Sea ice several meters thick has covered the bay all through the year.
The result, say scientists from the University of New South Wales in Australia, is that almost all seaweed living on the bay's sea floor has died or suffered discoloration or bleaching because of the lack of sunlight reaching it.
"Understanding the ecological effect of changes in sea-ice is vital for understanding the future impacts of climate change, but it is impossible to manipulate sea-ice at the scale we need to conduct experiments," says Graeme Clark, co-author of a study appearing this month in Polar Biology.
"Luckily, the grounding of an iceberg in Commonwealth Bay in 2010 provided us with a perfect natural experiment to carry out research on this important issue."
At the end of 2013 Clark and his colleague Ezequiel Marzinelli drilled a hole in the sea ice covering the bay to lower cameras into the water to survey the conditions on the seabed.
They compared the images they gathered with underwater footage taken of the same region of the seabed in 2008.
"After three years of sea-ice cover, the forests of healthy seaweeds that previously dominated the seabed were in a severe state of decline," says research team leader Emma Johnston of the university's School of Biological, Earth and Environmental Sciences.
Around three-quarters of the seaweed cover has decomposed, the researchers say, while the rest is showing signs of poor health.
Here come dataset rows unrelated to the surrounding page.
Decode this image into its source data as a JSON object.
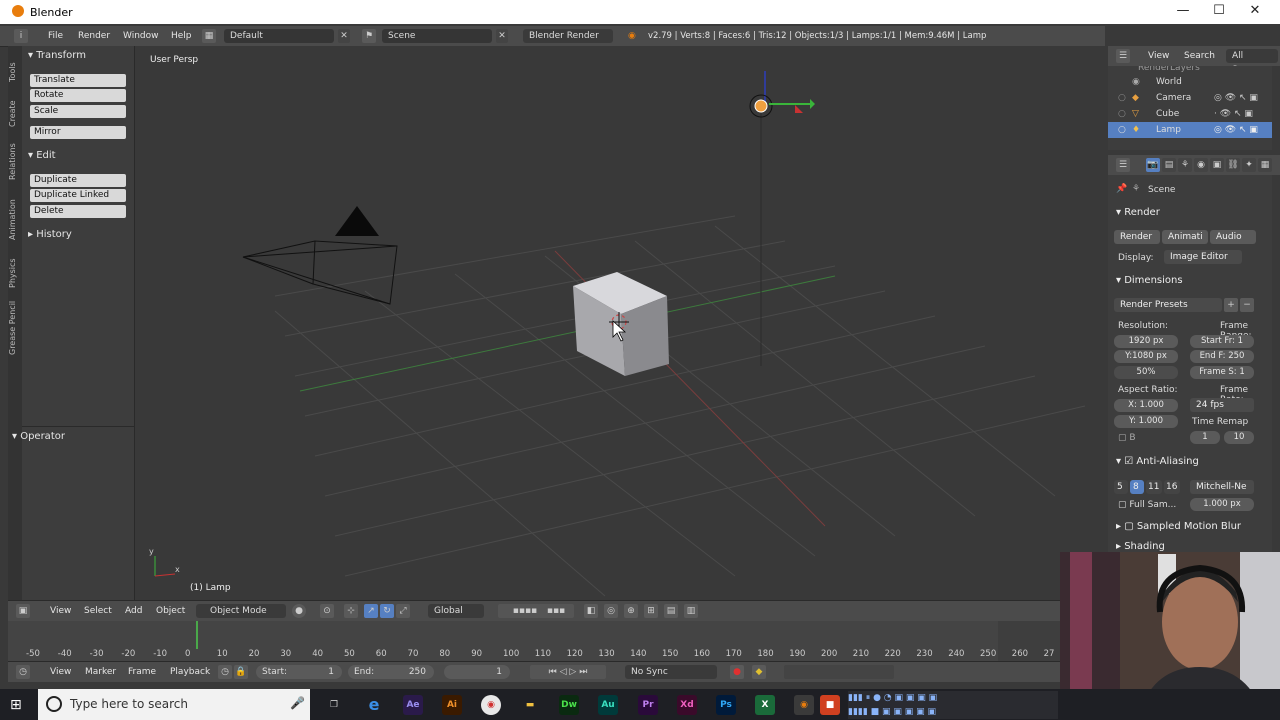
{
  "window": {
    "title": "Blender",
    "controls": [
      "—",
      "☐",
      "✕"
    ]
  },
  "menu": {
    "items": [
      "File",
      "Render",
      "Window",
      "Help"
    ]
  },
  "header": {
    "layout": "Default",
    "scene": "Scene",
    "engine": "Blender Render",
    "stats": "v2.79 | Verts:8 | Faces:6 | Tris:12 | Objects:1/3 | Lamps:1/1 | Mem:9.46M | Lamp"
  },
  "tabs": [
    "Tools",
    "Create",
    "Relations",
    "Animation",
    "Physics",
    "Grease Pencil"
  ],
  "toolshelf": {
    "transform_title": "Transform",
    "transform": [
      "Translate",
      "Rotate",
      "Scale",
      "Mirror"
    ],
    "edit_title": "Edit",
    "edit": [
      "Duplicate",
      "Duplicate Linked",
      "Delete"
    ],
    "history_title": "History",
    "operator_title": "Operator"
  },
  "viewport": {
    "view_label": "User Persp",
    "object_label": "(1) Lamp"
  },
  "vheader": {
    "items": [
      "View",
      "Select",
      "Add",
      "Object"
    ],
    "mode": "Object Mode",
    "orientation": "Global"
  },
  "timeline": {
    "ticks": [
      "-50",
      "-40",
      "-30",
      "-20",
      "-10",
      "0",
      "10",
      "20",
      "30",
      "40",
      "50",
      "60",
      "70",
      "80",
      "90",
      "100",
      "110",
      "120",
      "130",
      "140",
      "150",
      "160",
      "170",
      "180",
      "190",
      "200",
      "210",
      "220",
      "230",
      "240",
      "250",
      "260",
      "27"
    ],
    "menu": [
      "View",
      "Marker",
      "Frame",
      "Playback"
    ],
    "start_label": "Start:",
    "start_value": "1",
    "end_label": "End:",
    "end_value": "250",
    "current": "1",
    "sync": "No Sync"
  },
  "outliner": {
    "view": "View",
    "search": "Search",
    "scenes": "All Scenes",
    "top": "RenderLayers",
    "rows": [
      "World",
      "Camera",
      "Cube",
      "Lamp"
    ]
  },
  "properties": {
    "scene": "Scene",
    "render_title": "Render",
    "render_btns": [
      "Render",
      "Animati",
      "Audio"
    ],
    "display_label": "Display:",
    "display_value": "Image Editor",
    "dimensions_title": "Dimensions",
    "presets": "Render Presets",
    "resolution_label": "Resolution:",
    "res_x": "1920 px",
    "res_y": "Y:1080 px",
    "res_pct": "50%",
    "frame_range_label": "Frame Range:",
    "start_fr": "Start Fr: 1",
    "end_fr": "End F: 250",
    "frame_step": "Frame S: 1",
    "aspect_label": "Aspect Ratio:",
    "asp_x": "X:  1.000",
    "asp_y": "Y:  1.000",
    "frame_rate_label": "Frame Rate:",
    "fps": "24 fps",
    "time_remap": "Time Remap",
    "b_label": "B",
    "remap_old": "1",
    "remap_new": "10",
    "aa_title": "Anti-Aliasing",
    "aa_samples": [
      "5",
      "8",
      "11",
      "16"
    ],
    "aa_filter": "Mitchell-Ne",
    "full_sample": "Full Sam...",
    "filter_size": "1.000 px",
    "motion_blur": "Sampled Motion Blur",
    "shading": "Shading"
  },
  "taskbar": {
    "search_placeholder": "Type here to search",
    "apps": [
      "Ae",
      "Ai",
      "Dw",
      "Au",
      "Pr",
      "Xd",
      "Ps"
    ]
  },
  "colors": {
    "accent": "#5680c2",
    "orange": "#e87d0d",
    "selected_blue": "#5680c2"
  }
}
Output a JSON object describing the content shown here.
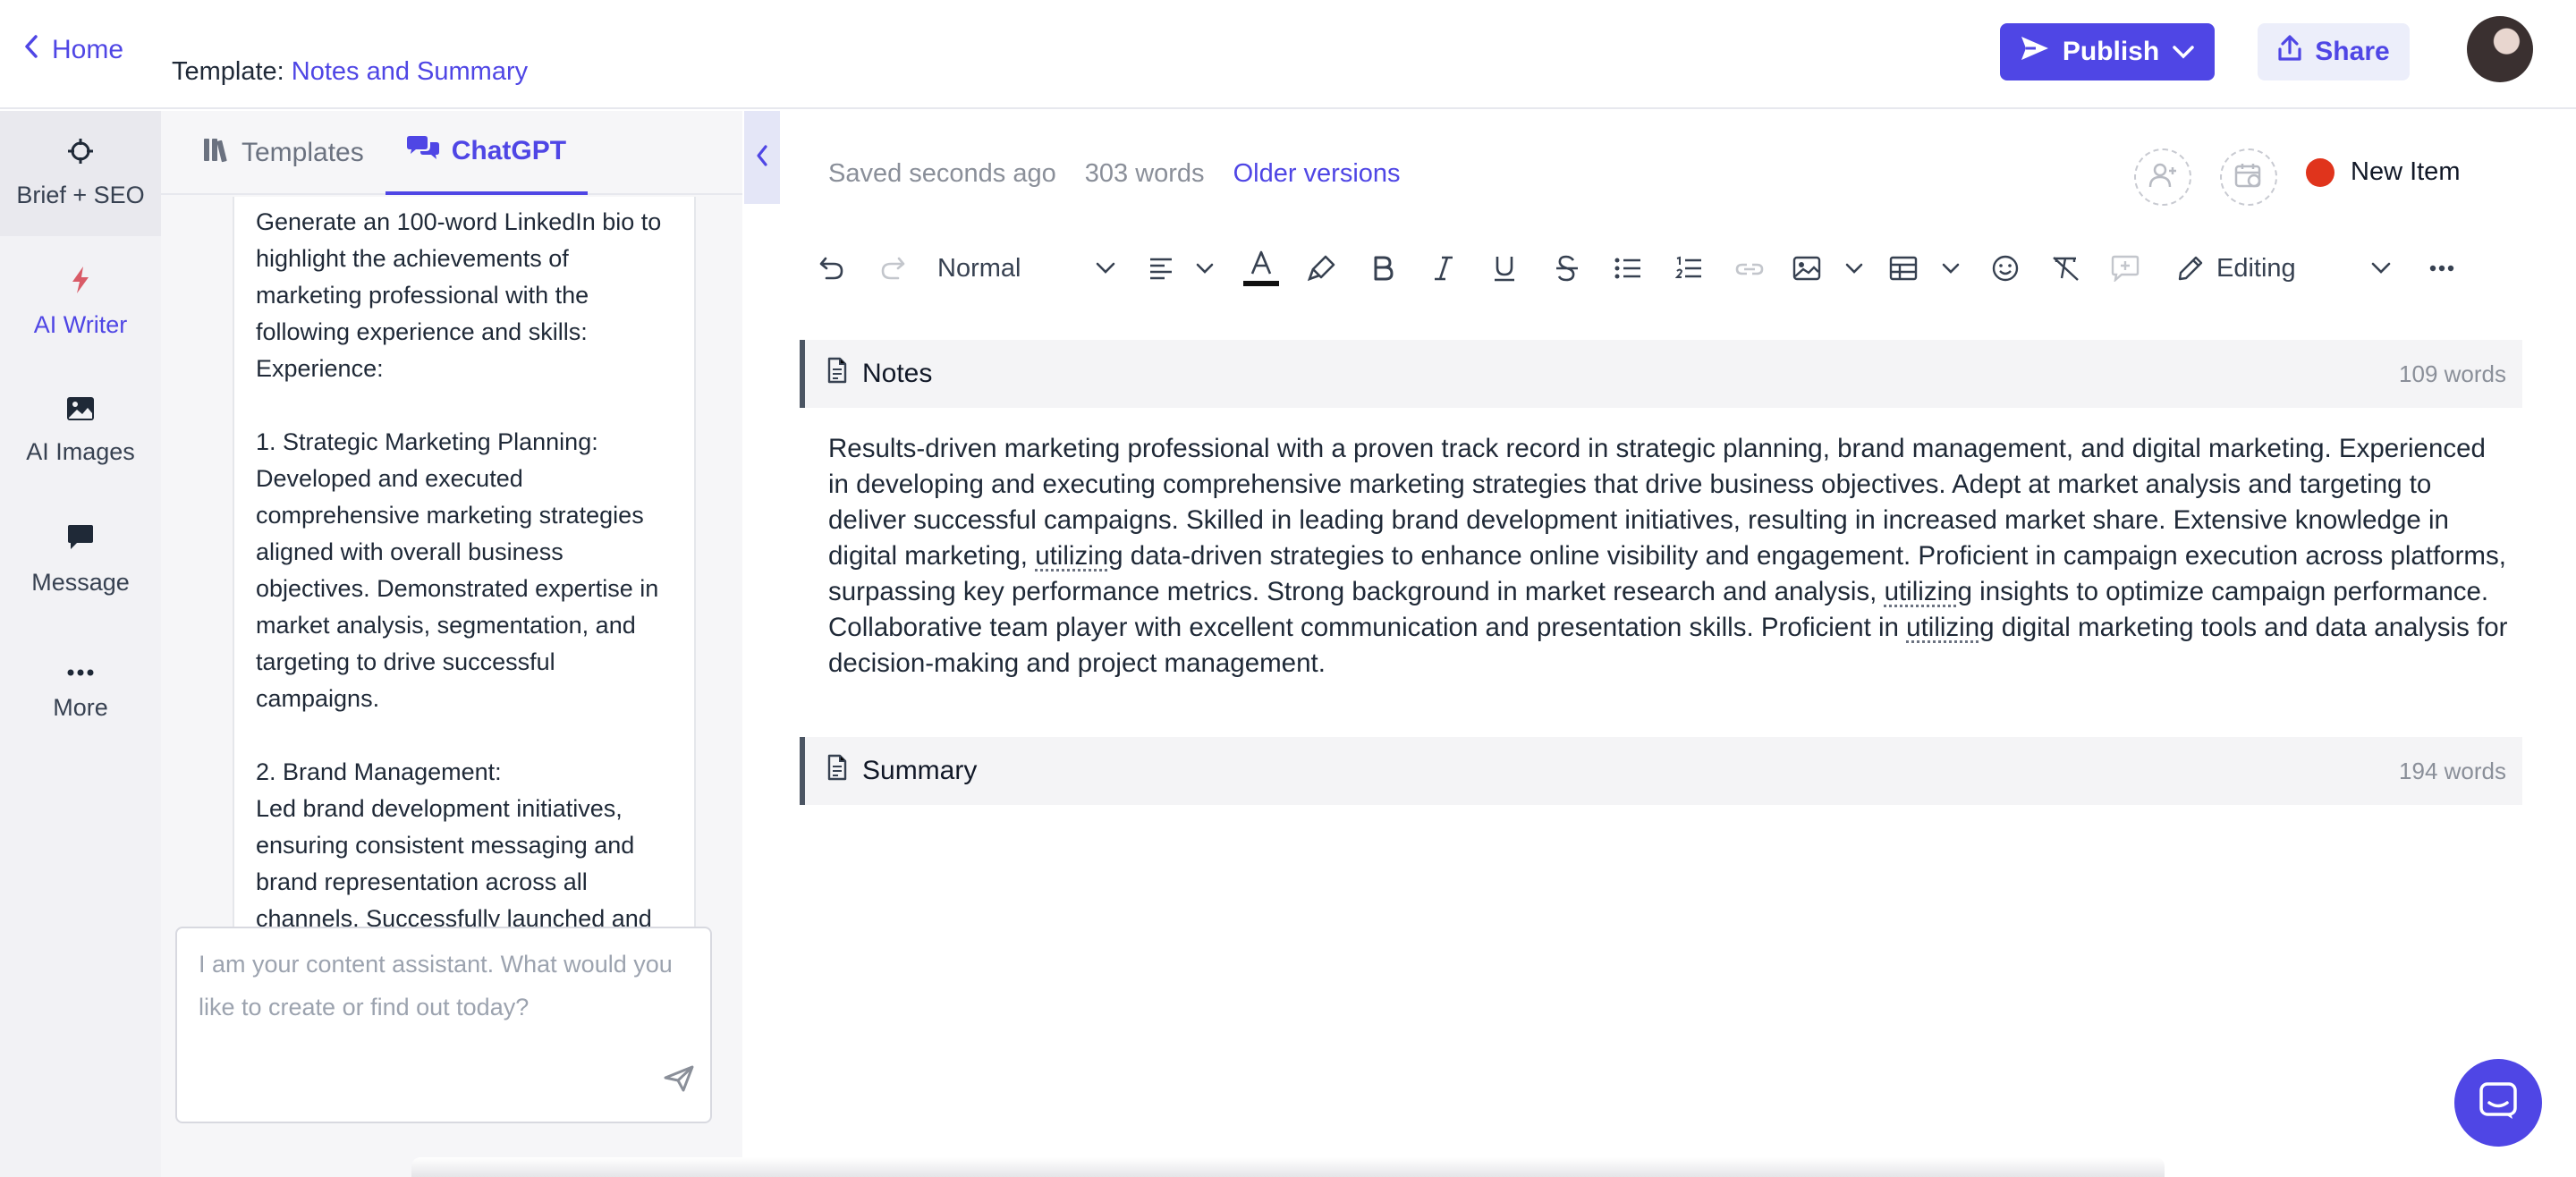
{
  "header": {
    "home_label": "Home",
    "template_prefix": "Template: ",
    "template_name": "Notes and Summary",
    "publish_label": "Publish",
    "share_label": "Share"
  },
  "rail": {
    "items": [
      {
        "label": "Brief + SEO",
        "icon": "crosshair-icon"
      },
      {
        "label": "AI Writer",
        "icon": "bolt-icon"
      },
      {
        "label": "AI Images",
        "icon": "image-icon"
      },
      {
        "label": "Message",
        "icon": "message-icon"
      },
      {
        "label": "More",
        "icon": "more-icon"
      }
    ]
  },
  "sidepanel": {
    "tabs": [
      {
        "label": "Templates",
        "icon": "books-icon"
      },
      {
        "label": "ChatGPT",
        "icon": "chat-icon"
      }
    ],
    "chat_message": "Generate an 100-word LinkedIn bio to highlight the achievements of marketing professional with the following experience and skills: Experience:\n\n1. Strategic Marketing Planning: Developed and executed comprehensive marketing strategies aligned with overall business objectives. Demonstrated expertise in market analysis, segmentation, and targeting to drive successful campaigns.\n\n2. Brand Management:\nLed brand development initiatives, ensuring consistent messaging and brand representation across all channels. Successfully launched and revitalized brands, resulting in",
    "input_placeholder": "I am your content assistant. What would you like to create or find out today?"
  },
  "editor": {
    "saved_status": "Saved seconds ago",
    "word_count": "303 words",
    "older_versions": "Older versions",
    "new_item_label": "New Item",
    "status_color": "#e0341c",
    "toolbar": {
      "style_select": "Normal",
      "mode_select": "Editing"
    },
    "sections": [
      {
        "title": "Notes",
        "count": "109 words",
        "text_parts": [
          "Results-driven marketing professional with a proven track record in strategic planning, brand management, and digital marketing. Experienced in developing and executing comprehensive marketing strategies that drive business objectives. Adept at market analysis and targeting to deliver successful campaigns. Skilled in leading brand development initiatives, resulting in increased market share. Extensive knowledge in digital marketing, ",
          "utilizing",
          " data-driven strategies to enhance online visibility and engagement. Proficient in campaign execution across platforms, surpassing key performance metrics. Strong background in market research and analysis, ",
          "utilizing",
          " insights to optimize campaign performance. Collaborative team player with excellent communication and presentation skills. Proficient in ",
          "utilizing",
          " digital marketing tools and data analysis for decision-making and project management."
        ]
      },
      {
        "title": "Summary",
        "count": "194 words"
      }
    ]
  },
  "colors": {
    "accent": "#4f46e5",
    "rail_bg": "#f2f2f5"
  }
}
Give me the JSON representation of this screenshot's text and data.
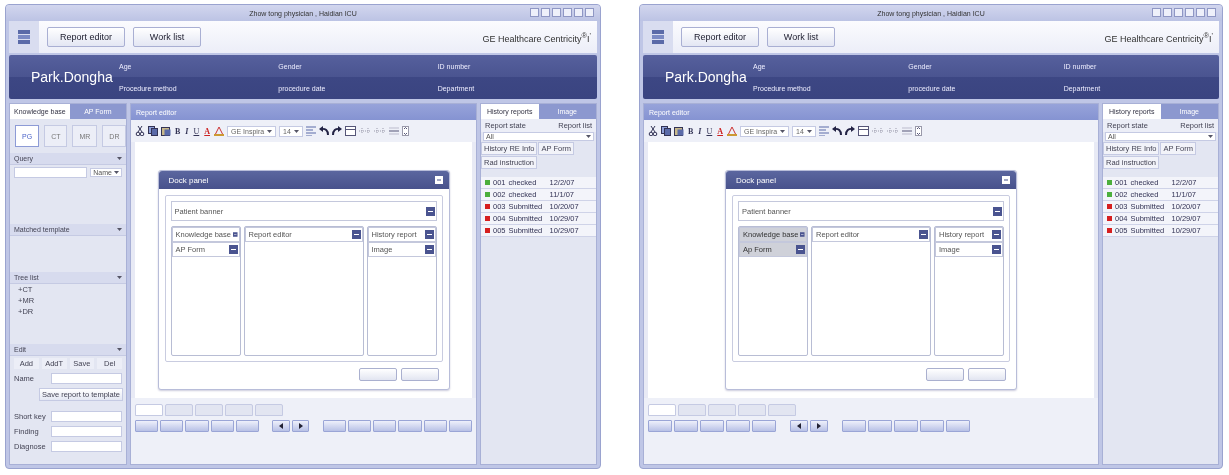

The ice cover isn't bad news for the entire ecosystem, Johnston says, pointing out that "darkness-adapted vertebrates such as brittle stars and fan worms were starting to colonize the bay."
The study in Commonwealth Bay has provided the first opportunity to observe a swing from a seaweed-dominated ecosystem over to an invertebrate-dominated one where the start date of the shift was known, the researchers say.
"Continued sampling at the site would allow the rate at which this transition is occurring to be worked out," says Marzinelli.